Interestingly, Janardhan also mentioned that the outage was a situation which they were actually prepared to deal with.

“This is an event we’re well prepared for thanks to the “storm” drills we’ve been running for a long time now. In a storm exercise, we simulate a major system failure by taking a service, data center, or entire region offline, stress testing all the infrastructure and software involved. Experience from these drills gave us the confidence and experience to bring things back online and carefully manage the increasing loads,” he posted in an update.
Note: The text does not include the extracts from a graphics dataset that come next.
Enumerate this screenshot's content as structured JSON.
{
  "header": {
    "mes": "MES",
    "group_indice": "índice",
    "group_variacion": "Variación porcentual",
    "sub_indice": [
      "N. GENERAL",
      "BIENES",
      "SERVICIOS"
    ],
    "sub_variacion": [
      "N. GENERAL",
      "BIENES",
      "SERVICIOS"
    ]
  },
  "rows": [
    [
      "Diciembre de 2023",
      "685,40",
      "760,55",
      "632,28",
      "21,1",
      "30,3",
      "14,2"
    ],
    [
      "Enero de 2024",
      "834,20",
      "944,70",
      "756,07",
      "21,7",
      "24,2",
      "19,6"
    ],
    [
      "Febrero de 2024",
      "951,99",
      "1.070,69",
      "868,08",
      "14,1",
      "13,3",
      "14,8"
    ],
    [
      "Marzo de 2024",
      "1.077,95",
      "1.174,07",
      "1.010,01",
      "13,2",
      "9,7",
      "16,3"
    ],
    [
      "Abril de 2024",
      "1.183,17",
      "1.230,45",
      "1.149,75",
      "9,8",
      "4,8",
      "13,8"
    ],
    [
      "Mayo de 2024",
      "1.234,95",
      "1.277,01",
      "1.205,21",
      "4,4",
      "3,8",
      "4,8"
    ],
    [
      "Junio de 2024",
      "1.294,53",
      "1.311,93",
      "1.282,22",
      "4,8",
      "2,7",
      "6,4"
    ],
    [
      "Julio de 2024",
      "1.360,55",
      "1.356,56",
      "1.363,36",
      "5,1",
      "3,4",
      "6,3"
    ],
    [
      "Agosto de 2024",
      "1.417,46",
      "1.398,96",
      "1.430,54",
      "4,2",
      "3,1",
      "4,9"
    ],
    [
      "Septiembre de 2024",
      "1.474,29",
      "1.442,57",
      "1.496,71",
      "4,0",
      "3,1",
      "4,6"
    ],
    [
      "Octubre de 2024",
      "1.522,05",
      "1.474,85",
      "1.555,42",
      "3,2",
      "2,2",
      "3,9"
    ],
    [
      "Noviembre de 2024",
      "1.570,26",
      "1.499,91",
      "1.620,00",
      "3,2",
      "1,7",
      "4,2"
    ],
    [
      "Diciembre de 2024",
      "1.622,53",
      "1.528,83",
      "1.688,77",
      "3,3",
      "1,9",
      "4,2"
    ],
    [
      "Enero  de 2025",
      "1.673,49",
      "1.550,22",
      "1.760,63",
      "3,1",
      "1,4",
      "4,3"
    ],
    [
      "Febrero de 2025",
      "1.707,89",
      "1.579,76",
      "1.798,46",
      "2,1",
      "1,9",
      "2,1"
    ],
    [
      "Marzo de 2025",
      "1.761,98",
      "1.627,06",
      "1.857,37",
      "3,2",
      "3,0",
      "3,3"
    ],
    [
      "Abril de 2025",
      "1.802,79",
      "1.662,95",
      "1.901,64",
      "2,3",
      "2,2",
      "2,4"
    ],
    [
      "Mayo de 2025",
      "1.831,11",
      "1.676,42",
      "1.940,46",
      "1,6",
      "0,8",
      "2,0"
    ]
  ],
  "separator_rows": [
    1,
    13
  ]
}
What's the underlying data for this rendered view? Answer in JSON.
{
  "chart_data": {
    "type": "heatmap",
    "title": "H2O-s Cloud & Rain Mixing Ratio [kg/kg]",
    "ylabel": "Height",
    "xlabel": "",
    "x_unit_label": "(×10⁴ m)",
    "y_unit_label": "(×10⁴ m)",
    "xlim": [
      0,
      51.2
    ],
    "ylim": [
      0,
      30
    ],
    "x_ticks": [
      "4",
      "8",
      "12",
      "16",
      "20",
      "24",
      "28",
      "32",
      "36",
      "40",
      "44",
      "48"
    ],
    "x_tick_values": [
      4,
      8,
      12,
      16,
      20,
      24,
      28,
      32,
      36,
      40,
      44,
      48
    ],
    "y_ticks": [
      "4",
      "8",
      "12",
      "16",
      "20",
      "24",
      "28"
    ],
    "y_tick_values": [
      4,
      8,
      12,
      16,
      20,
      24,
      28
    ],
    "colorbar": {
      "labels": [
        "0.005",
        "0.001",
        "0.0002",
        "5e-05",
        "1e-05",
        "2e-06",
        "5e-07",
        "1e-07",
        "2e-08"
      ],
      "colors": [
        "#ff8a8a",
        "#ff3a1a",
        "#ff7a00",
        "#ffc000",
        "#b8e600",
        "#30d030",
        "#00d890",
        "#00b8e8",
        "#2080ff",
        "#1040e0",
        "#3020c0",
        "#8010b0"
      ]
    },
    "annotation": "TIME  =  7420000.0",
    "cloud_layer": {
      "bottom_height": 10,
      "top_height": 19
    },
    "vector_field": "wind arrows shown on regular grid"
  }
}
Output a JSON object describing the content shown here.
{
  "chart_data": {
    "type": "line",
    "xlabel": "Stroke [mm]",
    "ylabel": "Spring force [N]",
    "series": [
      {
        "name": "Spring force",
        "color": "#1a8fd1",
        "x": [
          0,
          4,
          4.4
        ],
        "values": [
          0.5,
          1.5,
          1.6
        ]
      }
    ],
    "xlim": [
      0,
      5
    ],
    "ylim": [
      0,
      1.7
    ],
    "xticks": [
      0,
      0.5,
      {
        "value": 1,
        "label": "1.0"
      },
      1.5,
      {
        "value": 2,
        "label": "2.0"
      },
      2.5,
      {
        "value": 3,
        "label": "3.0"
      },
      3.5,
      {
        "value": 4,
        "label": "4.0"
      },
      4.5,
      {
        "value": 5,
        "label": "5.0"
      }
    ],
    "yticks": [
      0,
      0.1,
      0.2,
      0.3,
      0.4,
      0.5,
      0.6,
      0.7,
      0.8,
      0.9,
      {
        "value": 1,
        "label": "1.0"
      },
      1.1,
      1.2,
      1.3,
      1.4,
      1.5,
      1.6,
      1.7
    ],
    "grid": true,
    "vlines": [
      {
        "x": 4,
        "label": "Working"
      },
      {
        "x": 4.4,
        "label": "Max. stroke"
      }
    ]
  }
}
Whether the drill was done with remote working in mind is unclear, but the reality is, the entire outage could have been avoided and solved faster if employees were on site. Facebook’s issues with solving the crisis fast enough highlights the major problem organizations, large and small, are facing when it comes to their remote work policy.

Despite this, the company is still allowing its employees to work remotely till January 2022. In fact, most of the big tech companies are hoping to have their employees back in the office, either full-time or in a hybrid working environment by early next year.

With vaccination rates increasing, and the global workforce now inching their way back to offices, perhaps it’s finally time for all companies to relook their remote work policy. While some roles can be worked on remotely, organizations need to ensure they have sufficient backup tools in place should a situation like this ever occur again.